From 37efd7380b6148ddb71d2efda3fd4fc1667b2d3d Mon Sep 17 00:00:00 2001
From: Adam Moody <moody20@llnl.gov>
Date: Wed, 21 Jun 2023 15:43:28 -0700
Subject: [PATCH] scr: improve comments

---
 megatron/initialize.py | 27 +++++++++++++++++++++------
 megatron/training.py   |  2 ++
 2 files changed, 23 insertions(+), 6 deletions(-)

diff --git a/megatron/initialize.py b/megatron/initialize.py
index 529314682..5556e1f9e 100644
--- a/megatron/initialize.py
+++ b/megatron/initialize.py
@@ -66,30 +66,45 @@ def finish_mpu_init():
 
     args = get_args()
 
-    # SCR: point SCR_PREFIX to checkpoint path
+    # SCR: configure and initialize SCR based on user options
     if args.scr:
-        # SCR only supports a single directory to both read previous checkpoints and to write new checkpoints
+        # SCR only supports a single directory for save/load.
         if args.save != args.load:
             raise ValueError(f"--save {args.save} must match --load {args.load} when using SCR")
 
-        # SCR will default to use the current working dir if args.save not specified
+        # Configure SCR to use the save/load dir specified by the user.

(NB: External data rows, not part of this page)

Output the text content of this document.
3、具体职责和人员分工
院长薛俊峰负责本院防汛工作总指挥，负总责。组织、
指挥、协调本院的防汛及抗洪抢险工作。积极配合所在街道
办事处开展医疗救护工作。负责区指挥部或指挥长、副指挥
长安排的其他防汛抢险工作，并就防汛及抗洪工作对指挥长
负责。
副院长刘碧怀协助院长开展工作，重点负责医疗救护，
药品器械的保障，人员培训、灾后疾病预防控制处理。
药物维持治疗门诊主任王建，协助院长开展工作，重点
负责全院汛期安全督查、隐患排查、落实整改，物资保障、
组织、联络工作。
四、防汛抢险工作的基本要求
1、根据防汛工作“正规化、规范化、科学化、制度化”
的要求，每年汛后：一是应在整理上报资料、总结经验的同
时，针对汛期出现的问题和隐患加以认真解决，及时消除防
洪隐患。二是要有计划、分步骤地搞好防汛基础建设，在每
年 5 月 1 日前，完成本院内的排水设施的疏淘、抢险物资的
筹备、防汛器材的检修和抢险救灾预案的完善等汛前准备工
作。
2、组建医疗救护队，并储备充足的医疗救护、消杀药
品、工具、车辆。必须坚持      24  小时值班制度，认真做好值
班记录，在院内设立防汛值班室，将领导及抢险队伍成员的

+        # If not specified, SCR defaults to use the current working dir
+        # at the time scr.init() is called.
         if args.save is not None:
             scr.config(f"SCR_PREFIX={args.save}")
+        elif args.load is not None:
+            scr.config(f"SCR_PREFIX={args.load}")
 
-        # DeepSpeed expects files to be on global file system
-        # This will flush any cached checkpoint to the file system on restart
+        # DeepSpeed expects files to be on the global file system during restart.
+        # Configure SCR to flush any cached checkpoint to the file system during scr.init().
         scr.config("SCR_GLOBAL_RESTART=1")
 
-        # Allow user to name a specific checkpoint to load.
+        # Attempt to load a specific checkpoint if the user requested one.
         # This should match the name that was given to SCR, which is the checkpoint tag.
+        # For example, to restart from global_step200
+        #   --scr-current=global_step200
         if args.scr_current is not None:
             scr.config(f"SCR_CURRENT={args.scr_current}")
 
         # Configure seconds between checkpoints if user provided a limit.
+        # If enabled, SCR will advise the application to save a checkpoint after
+        # this time via scr.need_checkpoint().
+        # For example, to write a checkpoint every 5 minutes:
+        #   --scr-seconds=300
         if args.scr_seconds is not None:
             scr.config(f"SCR_CHECKPOINT_SECONDS={args.scr_seconds}")
 
         # Configure max percentage of runtime for checkpointing if user provided a limit.
+        # If enabled, SCR will advise the application to save a checkpoint as often
+        # as possible with the constraint that the total percent of runtime spent
+        # doing checkpointing remains below this limit.
+        # For example, to limit time spent checkpointing to 5% of runtime:
+        #   --scr-overhead=5.0
         if args.scr_overhead is not None:
             scr.config(f"SCR_CHECKPOINT_OVERHEAD={args.scr_overhead}")
 
diff --git a/megatron/training.py b/megatron/training.py
index 35763e176..f516a78e3 100644
--- a/megatron/training.py
+++ b/megatron/training.py
@@ -1144,6 +1144,8 @@ def train(forward_step_func, model, optimizer, lr_scheduler,
         # conditions.  For supported resource managers, like SLURM, SCR
         # can detect the time remaining within a job allocation and indicate
         # to the application that it should exit when it is close to its time limit.
+        # One should also set SCR_HALT_SECONDS to inform SCR how much time is required
+        # to flush any cached checkpoint to the file system before the allocation ends.
         # This can also react to external commands from the user, like an scr_halt command.
         #
         if args.save and args.scr and scr.should_exit():